A subsidiary of Ares Management Corporation (Ares) (NYSE: ARES) has has entered into a definitive agreement with a subsidiary of BrightSphere Investment Group Inc (NYSE: BSIG) and Landmark Investment Holdings LP to acquire 100 per cent of Landmark Partners, LLC (collectively with its subsidiaries, Landmark), one of the largest and most experienced investors in acquiring secondary private fund ownership stakes in the alternative asset management industry.
The transaction is valued at USD1.08 billion, including approximately USD787 million in cash and approximately USD293 million in Ares Operating Group Units, in each case subject to certain adjustments.
With 150 employees across six global offices, Landmark manages private equity, real estate and infrastructure secondaries funds totalling USD18.7 billion in assets under management as of 31 December 31 2020. Supported by a global, institutional investor base of more than 600 fund investors, Landmark is viewed as a trusted and innovative counterparty in developing flexible transaction solutions to an extensive roster of financial sponsors and institutional investors. Landmark was founded in 1989 and is led by its highly experienced management team who have capitalised on the increasing investor appetite for private market secondaries with a compound annual growth rate of 17 per cent in its assets under management over the past four years.
“We are incredibly proud to announce this transaction with Landmark, a pioneer in developing the asset class of private market secondaries,” says Michael Arougheti, Chief Executive Officer and President of Ares. “We believe secondary investments are only increasing in their appeal to a growing group of investors and we are excited to include these strategies in our comprehensive alternatives offering. We have known Landmark’s leadership team for many years and hold them in high regard for their approach to partnership and demonstrated ability to develop creative, win-win solutions. We look forward to welcoming Frank Borges, Tim Haviland and their colleagues and we expect significant benefits for our investors, employees and other stakeholders from this combination.”
“We are excited to join forces with Ares as we enter this new chapter in Landmark’s history,” says Francisco Borges, Chairman and Managing Partner of Landmark Partners. “Ares’ global platform and significant resources will enhance our combined investment capabilities and my partners and I look forward to driving continued strong performance, transaction structuring innovation and business growth for many years to come. As a reflection of this optimism, I am very pleased that our management team has agreed to accept significant equity in the combined firm.”
“As alternative assets continue to gain share, we believe growth in the secondaries market should also continue to accelerate,” says Timothy Haviland, President and Managing Partner of Landmark Partners. “We are excited to enhance and expand our already strong market position as a new investment group within the broader Ares platform. Our approach and processes are culturally similar to Ares’ and we look forward to building on key sourcing, relative value and structuring advantages as well as unlocking new growth opportunities.”

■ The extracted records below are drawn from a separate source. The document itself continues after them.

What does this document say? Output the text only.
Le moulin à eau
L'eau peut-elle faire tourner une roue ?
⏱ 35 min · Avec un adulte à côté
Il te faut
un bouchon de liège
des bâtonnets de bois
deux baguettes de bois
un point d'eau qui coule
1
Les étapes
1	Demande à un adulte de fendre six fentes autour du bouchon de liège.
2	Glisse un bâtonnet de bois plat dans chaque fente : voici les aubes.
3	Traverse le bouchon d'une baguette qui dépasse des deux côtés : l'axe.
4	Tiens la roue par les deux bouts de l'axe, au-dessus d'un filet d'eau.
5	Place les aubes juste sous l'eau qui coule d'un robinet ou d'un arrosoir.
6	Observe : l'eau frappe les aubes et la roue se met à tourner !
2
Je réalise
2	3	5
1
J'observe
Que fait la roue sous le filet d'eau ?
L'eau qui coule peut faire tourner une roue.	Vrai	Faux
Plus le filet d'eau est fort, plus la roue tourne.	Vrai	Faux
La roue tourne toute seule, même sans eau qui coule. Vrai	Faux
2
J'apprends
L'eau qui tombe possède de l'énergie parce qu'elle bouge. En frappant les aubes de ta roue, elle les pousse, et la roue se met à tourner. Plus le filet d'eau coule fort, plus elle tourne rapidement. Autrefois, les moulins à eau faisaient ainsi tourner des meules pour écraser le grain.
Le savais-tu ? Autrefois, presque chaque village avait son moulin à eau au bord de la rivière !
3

The acquisition of Landmark further expands Ares’ product offering into a segment of alternative asset management that is experiencing double-digit industry growth rates. The secondary market provides sellers with the ability to achieve liquidity on their private market fund interests and enables buyers to invest later in a fund’s life, typically benefiting from seasoned portfolios and accelerated cash flows. Additionally, the secondary market’s growth has expanded over the last decade to enable fund sponsors to deliver liquidity to their investors through asset recapitalisation and GP-led secondary funds. Along with the increase in the number of compelling investment solutions Ares can offer its clients, Ares’ client base is meaningfully expanding, creating significant fundraising opportunities. The joint platform will have over 1,600 institutional investors, where less than 5 per cent of these accounts are currently invested with both Ares and Landmark.
The business combination is expected to drive meaningful investing advantages across Ares’ platform, which will expand to include five distinct but complementary investment verticals in Credit, Private Equity, Real Estate, Strategic Initiatives and now Secondaries. For Landmark, Ares’ extensive direct lending relationships with approximately 825 financial sponsors, well-established regional networks across North America, Europe, Asia Pacific and the Middle East and marketplace insights from across asset classes should serve to further differentiate its existing key competitive advantages in transaction sourcing, evaluation and structuring.
“The acquisition of Landmark is not only highly strategic, but it is also expected to be immediately financially accretive to Ares’ core earnings metrics, including after-tax realised income per common share, and it should be a meaningful driver of our growth in the years ahead,” says Michael McFerran, Chief Operating Officer and Chief Financial Officer of Ares. “In addition, the transaction is expected to be accretive to our fee related earnings margins and further enhances our fee related earnings composition within our realised income.”
The transaction is expected to close in the second quarter of 2021 and is subject to customary closing conditions, including regulatory approvals.
RBC Capital Markets, LLC and Credit Suisse Securities (USA) LLC acted as financial advisors to Ares and Kirkland & Ellis LLP served as legal counsel. Morgan Stanley & Co LLC acted as financial advisor to BrightSphere. Goldman Sachs & Co LLC acted as financial advisor to Landmark Partners LLC. Ropes & Gray served as legal counsel to both Landmark and BrightSphere.